The last mile down the mountain was not what I expected. I had expected we would eventually encounter gently sloping dirt trails. Instead, it was a steep decline and the trail was a series of stone steps. These stone steps were not an evenly crafted staircase with a hand railing that met the requirements of the Americans with Disabilities Act. These stepping-stones were wildly uneven, some narrow, some wide, some tilted, while others were more dangerous than no step at all. And there were a thousand of them … a thousand stone steps went down that mountain.
Bob had a tense expression on his otherwise placid face. I could tell he was thinking, “What have I gotten myself into?”
“What are you thinking, Bob?” I asked.
“What would happen if you fell and broke your leg,” he replied.

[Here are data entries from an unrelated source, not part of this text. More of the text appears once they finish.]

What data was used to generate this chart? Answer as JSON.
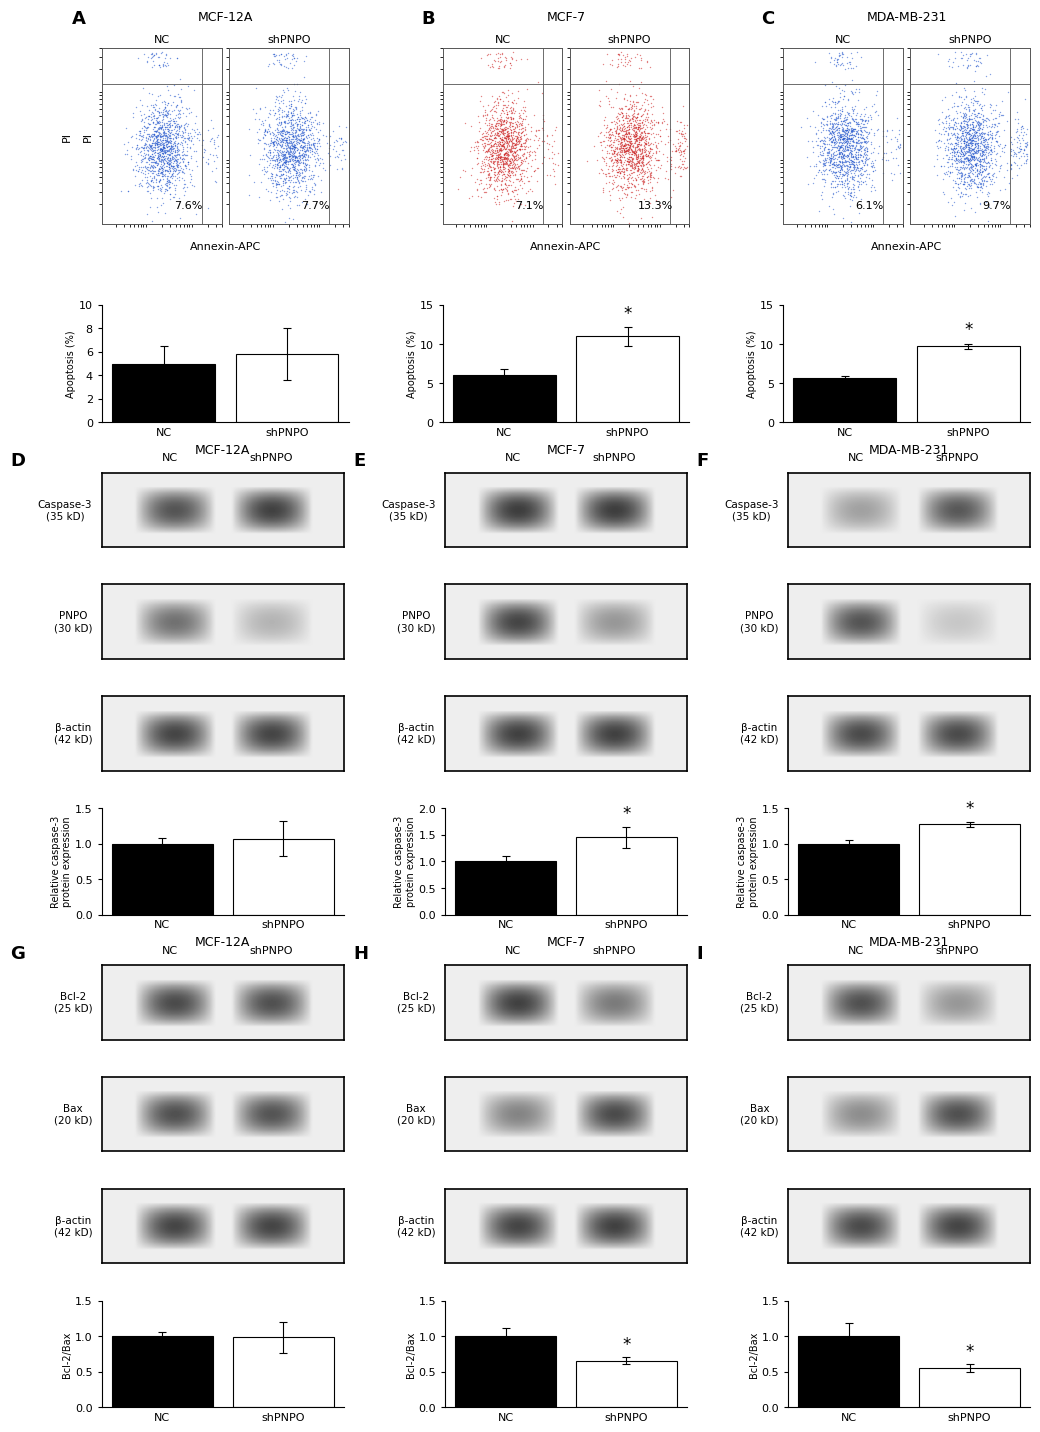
{
  "fig_width": 10.2,
  "fig_height": 14.01,
  "dpi": 100,
  "background": "#ffffff",
  "flow_titles": [
    "MCF-12A",
    "MCF-7",
    "MDA-MB-231"
  ],
  "flow_percentages": [
    [
      "7.6%",
      "7.7%"
    ],
    [
      "7.1%",
      "13.3%"
    ],
    [
      "6.1%",
      "9.7%"
    ]
  ],
  "flow_dot_colors": [
    "#2255cc",
    "#cc2222",
    "#2255cc"
  ],
  "bar_apoptosis_NC": [
    5.0,
    6.0,
    5.6
  ],
  "bar_apoptosis_shPNPO": [
    5.8,
    11.0,
    9.7
  ],
  "bar_apoptosis_NC_err": [
    1.5,
    0.8,
    0.25
  ],
  "bar_apoptosis_shPNPO_err": [
    2.2,
    1.2,
    0.35
  ],
  "bar_apoptosis_ylim_A": [
    0,
    10
  ],
  "bar_apoptosis_ylim_BC": [
    0,
    15
  ],
  "bar_apoptosis_yticks_A": [
    0,
    2,
    4,
    6,
    8,
    10
  ],
  "bar_apoptosis_yticks_BC": [
    0,
    5,
    10,
    15
  ],
  "bar_apoptosis_ylabel": "Apoptosis (%)",
  "bar_apoptosis_sig": [
    false,
    true,
    true
  ],
  "wb_titles_DEF": [
    "MCF-12A",
    "MCF-7",
    "MDA-MB-231"
  ],
  "wb_row_labels_DEF": [
    "Caspase-3\n(35 kD)",
    "PNPO\n(30 kD)",
    "β-actin\n(42 kD)"
  ],
  "bar_caspase_NC": [
    1.0,
    1.0,
    1.0
  ],
  "bar_caspase_shPNPO": [
    1.07,
    1.45,
    1.27
  ],
  "bar_caspase_NC_err": [
    0.08,
    0.1,
    0.05
  ],
  "bar_caspase_shPNPO_err": [
    0.25,
    0.2,
    0.04
  ],
  "bar_caspase_ylim_D": [
    0,
    1.5
  ],
  "bar_caspase_ylim_E": [
    0,
    2.0
  ],
  "bar_caspase_ylim_F": [
    0,
    1.5
  ],
  "bar_caspase_yticks_D": [
    0.0,
    0.5,
    1.0,
    1.5
  ],
  "bar_caspase_yticks_E": [
    0.0,
    0.5,
    1.0,
    1.5,
    2.0
  ],
  "bar_caspase_yticks_F": [
    0.0,
    0.5,
    1.0,
    1.5
  ],
  "bar_caspase_ylabel": "Relative caspase-3\nprotein expression",
  "bar_caspase_sig": [
    false,
    true,
    true
  ],
  "wb_titles_GHI": [
    "MCF-12A",
    "MCF-7",
    "MDA-MB-231"
  ],
  "wb_row_labels_GHI": [
    "Bcl-2\n(25 kD)",
    "Bax\n(20 kD)",
    "β-actin\n(42 kD)"
  ],
  "bar_bcl2_NC": [
    1.0,
    1.0,
    1.0
  ],
  "bar_bcl2_shPNPO": [
    0.98,
    0.65,
    0.55
  ],
  "bar_bcl2_NC_err": [
    0.05,
    0.12,
    0.18
  ],
  "bar_bcl2_shPNPO_err": [
    0.22,
    0.05,
    0.05
  ],
  "bar_bcl2_ylim": [
    0,
    1.5
  ],
  "bar_bcl2_yticks": [
    0.0,
    0.5,
    1.0,
    1.5
  ],
  "bar_bcl2_ylabel": "Bcl-2/Bax",
  "bar_bcl2_sig": [
    false,
    true,
    true
  ],
  "bar_color_NC": "#000000",
  "bar_color_shPNPO": "#ffffff",
  "bar_edge_color": "#000000",
  "xlabel_NC": "NC",
  "xlabel_shPNPO": "shPNPO",
  "sig_marker": "*",
  "sig_fontsize": 12,
  "tick_fontsize": 8,
  "title_fontsize": 9,
  "panel_label_fontsize": 13,
  "ylabel_fontsize": 7,
  "wb_label_fontsize": 7.5
}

There was a point in coming down the mountain that I wanted to give up. I knew I was in serious trouble. The trail was too demanding and I had no reserve of strength upon which to draw. But giving up was impractical. It wasn’t like a bad game of checkers I could just quit. They would not bring in a life-flight helicopter for a quitter. My father could not hire the black man, Hosea to carry me back to the lodge.

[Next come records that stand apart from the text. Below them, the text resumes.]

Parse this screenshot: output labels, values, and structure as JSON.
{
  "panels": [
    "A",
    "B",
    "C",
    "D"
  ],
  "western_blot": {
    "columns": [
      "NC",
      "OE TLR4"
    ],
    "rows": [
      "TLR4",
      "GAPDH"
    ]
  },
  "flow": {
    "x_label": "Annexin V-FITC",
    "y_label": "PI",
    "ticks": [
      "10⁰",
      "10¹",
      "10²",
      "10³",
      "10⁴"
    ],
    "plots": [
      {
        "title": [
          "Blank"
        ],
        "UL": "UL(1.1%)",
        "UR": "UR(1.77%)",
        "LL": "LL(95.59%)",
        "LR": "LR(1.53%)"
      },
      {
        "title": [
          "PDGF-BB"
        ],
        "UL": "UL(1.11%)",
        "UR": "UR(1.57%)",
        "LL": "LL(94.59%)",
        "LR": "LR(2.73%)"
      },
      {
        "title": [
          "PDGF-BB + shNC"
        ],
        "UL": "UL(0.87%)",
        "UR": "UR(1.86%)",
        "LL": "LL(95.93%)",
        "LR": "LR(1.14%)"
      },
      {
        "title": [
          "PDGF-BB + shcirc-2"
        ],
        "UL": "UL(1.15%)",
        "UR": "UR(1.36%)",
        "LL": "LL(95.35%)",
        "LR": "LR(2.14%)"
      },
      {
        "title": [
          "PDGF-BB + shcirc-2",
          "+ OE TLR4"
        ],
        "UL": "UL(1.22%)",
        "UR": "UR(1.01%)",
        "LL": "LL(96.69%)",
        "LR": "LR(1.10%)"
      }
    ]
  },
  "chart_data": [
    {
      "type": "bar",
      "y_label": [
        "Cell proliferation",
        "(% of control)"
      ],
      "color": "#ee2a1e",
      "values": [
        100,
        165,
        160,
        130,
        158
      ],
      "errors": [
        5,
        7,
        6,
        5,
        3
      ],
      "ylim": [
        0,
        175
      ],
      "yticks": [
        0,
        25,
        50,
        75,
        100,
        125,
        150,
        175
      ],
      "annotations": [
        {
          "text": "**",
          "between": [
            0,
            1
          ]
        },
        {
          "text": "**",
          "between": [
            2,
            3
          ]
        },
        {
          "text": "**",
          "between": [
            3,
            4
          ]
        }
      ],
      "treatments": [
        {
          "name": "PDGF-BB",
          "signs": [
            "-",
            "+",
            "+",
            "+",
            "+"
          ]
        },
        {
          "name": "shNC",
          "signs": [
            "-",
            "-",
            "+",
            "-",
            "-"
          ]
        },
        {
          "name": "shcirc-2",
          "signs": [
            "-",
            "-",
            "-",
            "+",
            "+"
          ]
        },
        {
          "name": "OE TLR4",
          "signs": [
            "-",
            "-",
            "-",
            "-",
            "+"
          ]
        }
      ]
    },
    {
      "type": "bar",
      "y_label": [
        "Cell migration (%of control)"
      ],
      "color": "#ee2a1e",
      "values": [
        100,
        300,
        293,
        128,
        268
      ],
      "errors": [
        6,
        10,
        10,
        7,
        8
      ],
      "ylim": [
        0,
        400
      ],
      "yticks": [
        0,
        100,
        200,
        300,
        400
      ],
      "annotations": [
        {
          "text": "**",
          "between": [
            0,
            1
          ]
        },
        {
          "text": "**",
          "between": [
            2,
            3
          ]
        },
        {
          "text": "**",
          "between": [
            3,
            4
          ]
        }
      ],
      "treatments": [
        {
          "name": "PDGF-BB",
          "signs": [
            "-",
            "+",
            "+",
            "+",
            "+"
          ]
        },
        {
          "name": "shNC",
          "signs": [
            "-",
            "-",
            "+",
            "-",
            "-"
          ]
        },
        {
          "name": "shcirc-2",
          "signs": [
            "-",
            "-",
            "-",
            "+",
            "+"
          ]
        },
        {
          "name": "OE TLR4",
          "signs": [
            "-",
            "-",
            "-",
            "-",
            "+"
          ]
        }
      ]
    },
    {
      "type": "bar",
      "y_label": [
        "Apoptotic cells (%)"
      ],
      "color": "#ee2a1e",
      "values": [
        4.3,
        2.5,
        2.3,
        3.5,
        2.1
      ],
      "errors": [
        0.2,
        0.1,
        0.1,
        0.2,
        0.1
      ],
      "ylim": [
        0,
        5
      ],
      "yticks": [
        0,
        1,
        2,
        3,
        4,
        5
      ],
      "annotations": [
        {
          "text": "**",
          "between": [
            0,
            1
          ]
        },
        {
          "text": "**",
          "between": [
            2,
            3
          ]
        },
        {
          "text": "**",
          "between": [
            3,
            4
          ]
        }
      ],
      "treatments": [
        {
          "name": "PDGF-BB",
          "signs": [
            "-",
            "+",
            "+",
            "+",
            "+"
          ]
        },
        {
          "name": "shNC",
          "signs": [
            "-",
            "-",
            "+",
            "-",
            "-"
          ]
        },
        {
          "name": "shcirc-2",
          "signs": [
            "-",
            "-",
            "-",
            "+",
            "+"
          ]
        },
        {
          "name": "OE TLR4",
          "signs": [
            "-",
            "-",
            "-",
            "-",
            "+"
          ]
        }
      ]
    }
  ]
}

I turned the rest of the trip into a game. “I can make it three more steps and that’s all.” I would go down three steps and rest. “I can make it to that tree.” I would walk to the tree and then stop.

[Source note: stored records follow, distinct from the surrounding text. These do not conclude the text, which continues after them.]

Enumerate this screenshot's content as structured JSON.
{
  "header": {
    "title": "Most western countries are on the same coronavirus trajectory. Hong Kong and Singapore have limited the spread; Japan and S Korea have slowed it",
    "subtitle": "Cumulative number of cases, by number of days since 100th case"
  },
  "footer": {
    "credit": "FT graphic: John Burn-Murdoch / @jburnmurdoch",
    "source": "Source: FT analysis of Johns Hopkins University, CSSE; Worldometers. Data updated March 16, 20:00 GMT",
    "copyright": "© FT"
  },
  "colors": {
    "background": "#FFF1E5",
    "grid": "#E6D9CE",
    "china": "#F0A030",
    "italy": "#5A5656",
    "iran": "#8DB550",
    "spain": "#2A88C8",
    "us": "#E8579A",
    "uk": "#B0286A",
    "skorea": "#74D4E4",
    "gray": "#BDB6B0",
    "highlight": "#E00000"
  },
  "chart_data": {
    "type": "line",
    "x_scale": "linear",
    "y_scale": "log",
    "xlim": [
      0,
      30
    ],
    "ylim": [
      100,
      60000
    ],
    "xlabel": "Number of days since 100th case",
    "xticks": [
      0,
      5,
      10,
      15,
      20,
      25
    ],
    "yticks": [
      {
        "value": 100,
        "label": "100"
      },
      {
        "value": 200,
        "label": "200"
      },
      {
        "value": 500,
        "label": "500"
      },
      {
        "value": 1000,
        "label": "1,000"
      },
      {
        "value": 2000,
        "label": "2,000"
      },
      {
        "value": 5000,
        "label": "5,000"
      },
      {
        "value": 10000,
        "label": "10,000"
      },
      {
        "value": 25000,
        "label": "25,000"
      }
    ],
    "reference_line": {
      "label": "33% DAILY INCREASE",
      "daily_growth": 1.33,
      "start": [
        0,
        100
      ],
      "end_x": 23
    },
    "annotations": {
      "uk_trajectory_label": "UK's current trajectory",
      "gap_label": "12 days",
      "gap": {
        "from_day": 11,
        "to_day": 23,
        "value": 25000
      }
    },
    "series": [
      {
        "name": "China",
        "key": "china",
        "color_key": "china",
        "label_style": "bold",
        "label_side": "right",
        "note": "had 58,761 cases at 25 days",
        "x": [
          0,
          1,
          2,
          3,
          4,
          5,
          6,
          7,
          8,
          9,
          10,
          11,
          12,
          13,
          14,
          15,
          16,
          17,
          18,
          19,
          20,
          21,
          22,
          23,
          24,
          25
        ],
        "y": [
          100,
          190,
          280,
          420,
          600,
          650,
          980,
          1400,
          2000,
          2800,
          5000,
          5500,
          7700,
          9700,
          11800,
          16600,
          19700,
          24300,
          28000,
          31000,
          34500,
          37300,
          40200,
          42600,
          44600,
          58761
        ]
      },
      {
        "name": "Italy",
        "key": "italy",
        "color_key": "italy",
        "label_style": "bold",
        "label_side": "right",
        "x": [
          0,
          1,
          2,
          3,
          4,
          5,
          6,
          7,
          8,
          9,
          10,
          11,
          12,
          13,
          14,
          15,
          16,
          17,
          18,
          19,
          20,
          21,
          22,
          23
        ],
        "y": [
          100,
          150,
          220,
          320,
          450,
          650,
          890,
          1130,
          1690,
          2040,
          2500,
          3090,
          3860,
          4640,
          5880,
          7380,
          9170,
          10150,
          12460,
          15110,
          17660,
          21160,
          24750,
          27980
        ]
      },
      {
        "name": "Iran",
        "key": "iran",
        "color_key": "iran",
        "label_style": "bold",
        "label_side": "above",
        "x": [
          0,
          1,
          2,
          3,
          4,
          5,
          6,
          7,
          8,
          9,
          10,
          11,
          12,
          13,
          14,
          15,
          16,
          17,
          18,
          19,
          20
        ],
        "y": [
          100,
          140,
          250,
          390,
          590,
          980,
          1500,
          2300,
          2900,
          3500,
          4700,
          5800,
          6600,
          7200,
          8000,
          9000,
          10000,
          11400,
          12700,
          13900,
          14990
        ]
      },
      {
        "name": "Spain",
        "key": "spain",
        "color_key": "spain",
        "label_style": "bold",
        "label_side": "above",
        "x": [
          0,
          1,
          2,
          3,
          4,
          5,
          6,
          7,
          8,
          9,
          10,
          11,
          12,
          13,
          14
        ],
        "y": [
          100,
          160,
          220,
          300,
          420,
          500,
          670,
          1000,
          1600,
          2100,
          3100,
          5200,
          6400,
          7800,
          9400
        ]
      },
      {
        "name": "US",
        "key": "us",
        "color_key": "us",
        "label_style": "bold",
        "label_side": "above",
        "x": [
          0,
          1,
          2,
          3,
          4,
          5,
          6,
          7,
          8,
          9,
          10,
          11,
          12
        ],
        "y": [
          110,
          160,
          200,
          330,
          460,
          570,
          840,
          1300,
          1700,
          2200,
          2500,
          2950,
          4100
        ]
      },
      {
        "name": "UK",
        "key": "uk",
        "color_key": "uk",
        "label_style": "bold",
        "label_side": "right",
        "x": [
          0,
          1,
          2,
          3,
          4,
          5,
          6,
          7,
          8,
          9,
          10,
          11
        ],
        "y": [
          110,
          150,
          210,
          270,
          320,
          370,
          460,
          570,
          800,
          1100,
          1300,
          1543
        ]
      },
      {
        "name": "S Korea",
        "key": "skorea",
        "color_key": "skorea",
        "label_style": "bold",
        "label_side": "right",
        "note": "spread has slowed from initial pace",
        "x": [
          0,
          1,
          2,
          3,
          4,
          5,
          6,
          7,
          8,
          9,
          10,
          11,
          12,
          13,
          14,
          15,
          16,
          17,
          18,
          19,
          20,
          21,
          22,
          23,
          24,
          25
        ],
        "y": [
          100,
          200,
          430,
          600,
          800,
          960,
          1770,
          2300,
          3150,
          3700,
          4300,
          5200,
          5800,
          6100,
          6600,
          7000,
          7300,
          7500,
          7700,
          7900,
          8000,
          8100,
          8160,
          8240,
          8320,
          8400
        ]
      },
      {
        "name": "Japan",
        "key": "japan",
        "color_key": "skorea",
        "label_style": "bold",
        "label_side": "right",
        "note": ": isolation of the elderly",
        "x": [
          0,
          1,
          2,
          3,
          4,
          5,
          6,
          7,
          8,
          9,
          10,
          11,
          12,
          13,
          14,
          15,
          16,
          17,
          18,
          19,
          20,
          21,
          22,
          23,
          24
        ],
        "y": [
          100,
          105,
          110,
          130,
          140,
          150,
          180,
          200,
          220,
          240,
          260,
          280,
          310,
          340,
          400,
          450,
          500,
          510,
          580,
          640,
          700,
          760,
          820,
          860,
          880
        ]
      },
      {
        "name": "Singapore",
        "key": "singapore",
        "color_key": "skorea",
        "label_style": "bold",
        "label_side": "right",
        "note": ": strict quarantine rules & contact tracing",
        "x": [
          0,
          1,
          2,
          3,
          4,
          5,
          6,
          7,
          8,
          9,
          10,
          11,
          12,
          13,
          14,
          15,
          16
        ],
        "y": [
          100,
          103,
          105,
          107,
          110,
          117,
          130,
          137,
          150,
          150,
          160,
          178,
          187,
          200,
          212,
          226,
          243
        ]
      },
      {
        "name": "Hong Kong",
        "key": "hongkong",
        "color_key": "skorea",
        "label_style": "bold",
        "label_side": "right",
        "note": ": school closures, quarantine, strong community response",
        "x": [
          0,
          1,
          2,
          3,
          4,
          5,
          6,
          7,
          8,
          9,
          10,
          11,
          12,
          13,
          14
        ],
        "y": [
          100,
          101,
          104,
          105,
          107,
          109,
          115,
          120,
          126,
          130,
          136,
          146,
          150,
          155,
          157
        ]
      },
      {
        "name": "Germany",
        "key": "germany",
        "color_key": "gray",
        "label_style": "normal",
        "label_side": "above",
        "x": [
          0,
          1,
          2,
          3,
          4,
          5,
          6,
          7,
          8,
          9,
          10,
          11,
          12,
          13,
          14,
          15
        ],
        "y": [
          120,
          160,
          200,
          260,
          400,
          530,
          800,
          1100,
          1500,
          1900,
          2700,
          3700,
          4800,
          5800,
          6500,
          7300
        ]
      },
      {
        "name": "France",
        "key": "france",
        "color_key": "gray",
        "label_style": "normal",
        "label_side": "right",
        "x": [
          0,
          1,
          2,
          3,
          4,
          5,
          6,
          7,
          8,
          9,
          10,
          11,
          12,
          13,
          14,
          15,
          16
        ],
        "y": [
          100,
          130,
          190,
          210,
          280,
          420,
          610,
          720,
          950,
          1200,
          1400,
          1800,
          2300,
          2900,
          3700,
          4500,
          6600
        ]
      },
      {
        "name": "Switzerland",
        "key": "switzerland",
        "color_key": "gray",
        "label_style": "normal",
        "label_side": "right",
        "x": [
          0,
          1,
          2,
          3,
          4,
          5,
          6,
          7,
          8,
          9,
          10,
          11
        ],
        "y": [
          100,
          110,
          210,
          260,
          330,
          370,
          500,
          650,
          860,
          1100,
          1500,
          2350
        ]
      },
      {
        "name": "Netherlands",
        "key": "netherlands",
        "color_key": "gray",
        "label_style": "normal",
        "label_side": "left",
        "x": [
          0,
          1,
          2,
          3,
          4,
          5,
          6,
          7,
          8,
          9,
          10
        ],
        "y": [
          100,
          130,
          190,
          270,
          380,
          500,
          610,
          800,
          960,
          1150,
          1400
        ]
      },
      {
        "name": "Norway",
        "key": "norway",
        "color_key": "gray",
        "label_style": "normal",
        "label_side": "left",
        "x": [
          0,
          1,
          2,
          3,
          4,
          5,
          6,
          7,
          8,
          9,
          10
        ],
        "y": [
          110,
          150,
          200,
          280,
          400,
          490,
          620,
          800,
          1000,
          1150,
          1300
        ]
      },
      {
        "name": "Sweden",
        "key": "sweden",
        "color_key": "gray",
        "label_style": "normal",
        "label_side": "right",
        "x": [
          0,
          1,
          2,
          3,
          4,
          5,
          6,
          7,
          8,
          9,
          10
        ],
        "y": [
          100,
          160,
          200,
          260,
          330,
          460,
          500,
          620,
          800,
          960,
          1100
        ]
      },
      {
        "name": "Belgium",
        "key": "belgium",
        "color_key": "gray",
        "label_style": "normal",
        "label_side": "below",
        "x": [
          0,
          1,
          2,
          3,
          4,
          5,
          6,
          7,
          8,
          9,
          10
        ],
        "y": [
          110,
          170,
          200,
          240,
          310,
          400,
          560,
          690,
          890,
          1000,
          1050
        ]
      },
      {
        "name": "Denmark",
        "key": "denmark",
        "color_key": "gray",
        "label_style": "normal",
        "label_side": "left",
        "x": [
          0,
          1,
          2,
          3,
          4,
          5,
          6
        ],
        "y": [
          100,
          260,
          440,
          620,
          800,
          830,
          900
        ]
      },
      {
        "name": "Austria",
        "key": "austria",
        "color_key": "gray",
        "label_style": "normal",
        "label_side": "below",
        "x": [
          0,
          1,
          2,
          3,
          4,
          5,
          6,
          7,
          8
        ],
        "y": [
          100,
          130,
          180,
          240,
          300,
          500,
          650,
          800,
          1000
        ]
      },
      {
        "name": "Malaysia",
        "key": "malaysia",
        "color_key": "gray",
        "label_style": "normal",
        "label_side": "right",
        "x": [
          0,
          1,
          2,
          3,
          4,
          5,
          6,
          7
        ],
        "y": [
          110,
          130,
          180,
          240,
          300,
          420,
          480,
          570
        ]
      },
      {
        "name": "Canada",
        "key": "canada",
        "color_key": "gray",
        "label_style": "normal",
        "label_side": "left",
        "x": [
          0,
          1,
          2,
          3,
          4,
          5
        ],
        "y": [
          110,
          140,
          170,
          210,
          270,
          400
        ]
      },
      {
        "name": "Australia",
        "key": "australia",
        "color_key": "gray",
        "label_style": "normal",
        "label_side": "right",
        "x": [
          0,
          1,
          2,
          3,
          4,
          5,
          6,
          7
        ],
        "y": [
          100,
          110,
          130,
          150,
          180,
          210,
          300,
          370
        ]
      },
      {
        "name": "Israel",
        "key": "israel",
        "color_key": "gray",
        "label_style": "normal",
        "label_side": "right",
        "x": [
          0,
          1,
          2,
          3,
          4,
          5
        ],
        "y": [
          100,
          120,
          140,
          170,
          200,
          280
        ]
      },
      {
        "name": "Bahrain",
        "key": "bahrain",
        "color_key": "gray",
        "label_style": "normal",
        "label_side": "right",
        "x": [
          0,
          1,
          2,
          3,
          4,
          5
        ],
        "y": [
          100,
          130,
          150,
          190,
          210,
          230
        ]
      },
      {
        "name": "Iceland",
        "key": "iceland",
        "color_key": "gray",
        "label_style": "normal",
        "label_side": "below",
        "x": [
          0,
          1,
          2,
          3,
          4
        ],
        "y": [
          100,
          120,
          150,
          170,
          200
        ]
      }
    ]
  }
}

Each time I went down a step I had to have Bob’s help in some way; my hand on his shoulder or an uplifted hand from him. I had to have something to lean on in order to release my knee and take the step. He was a good friend down that mountain. He did not begrudge me my needs or become solicitous. He simply did what needed to be done to get me from stone to stone … stone to tree … tree to dirt path.
Even when the lodge was in sight, reserve did not rise within me. The last quarter mile was still a game of “I can make to the …” There were no longer stone steps but my legs were refusing to work. In order to make the last final bit of the trail I had to lean on Bob continually. There was no choice and he seemed to understand.
There were three small wooden steps at the end of the trail that emptied us on the parking lot of Paradise Lodge. Once in the parking lot, Bob left me and went to the truck. I walked like a drunk into the lodge and sat down on the couch in front the huge stone fireplace. I wanted to cry, partly out of pain and partly out of the realization that I had done the impossible. But I was too tired to cry … it seemed a waste of energy.
Next to the stone fireplace was a giant grandfather clock that was built when the lodge was built. 1913? The clock was made out of logs and tower up close to the ceiling. I was curious as to what time it was. We had begun the hike at 8:00 AM. When I looked at the face of the grandfather clock it was 4:00 PM, exactly. The hike had taken us eight hours.
Bob entered the lodge and handed me a can of pop as if we had just returned from a stroll across the street.
“Nice day for a walk wasn’t it,” he said.
The Three Steps at 7027 N Boston
Because I am a former preacher, I have not ended this where a good writer would end it. I feel forced to hit you over the head with a series of platitudes.
Life is a series of steps.
You can only take them one step at a time.
Lean heavily on those willing to allow you to lean.
And when you can take no further steps, stop, rest and walk on.
Or at least get on your butt and slide!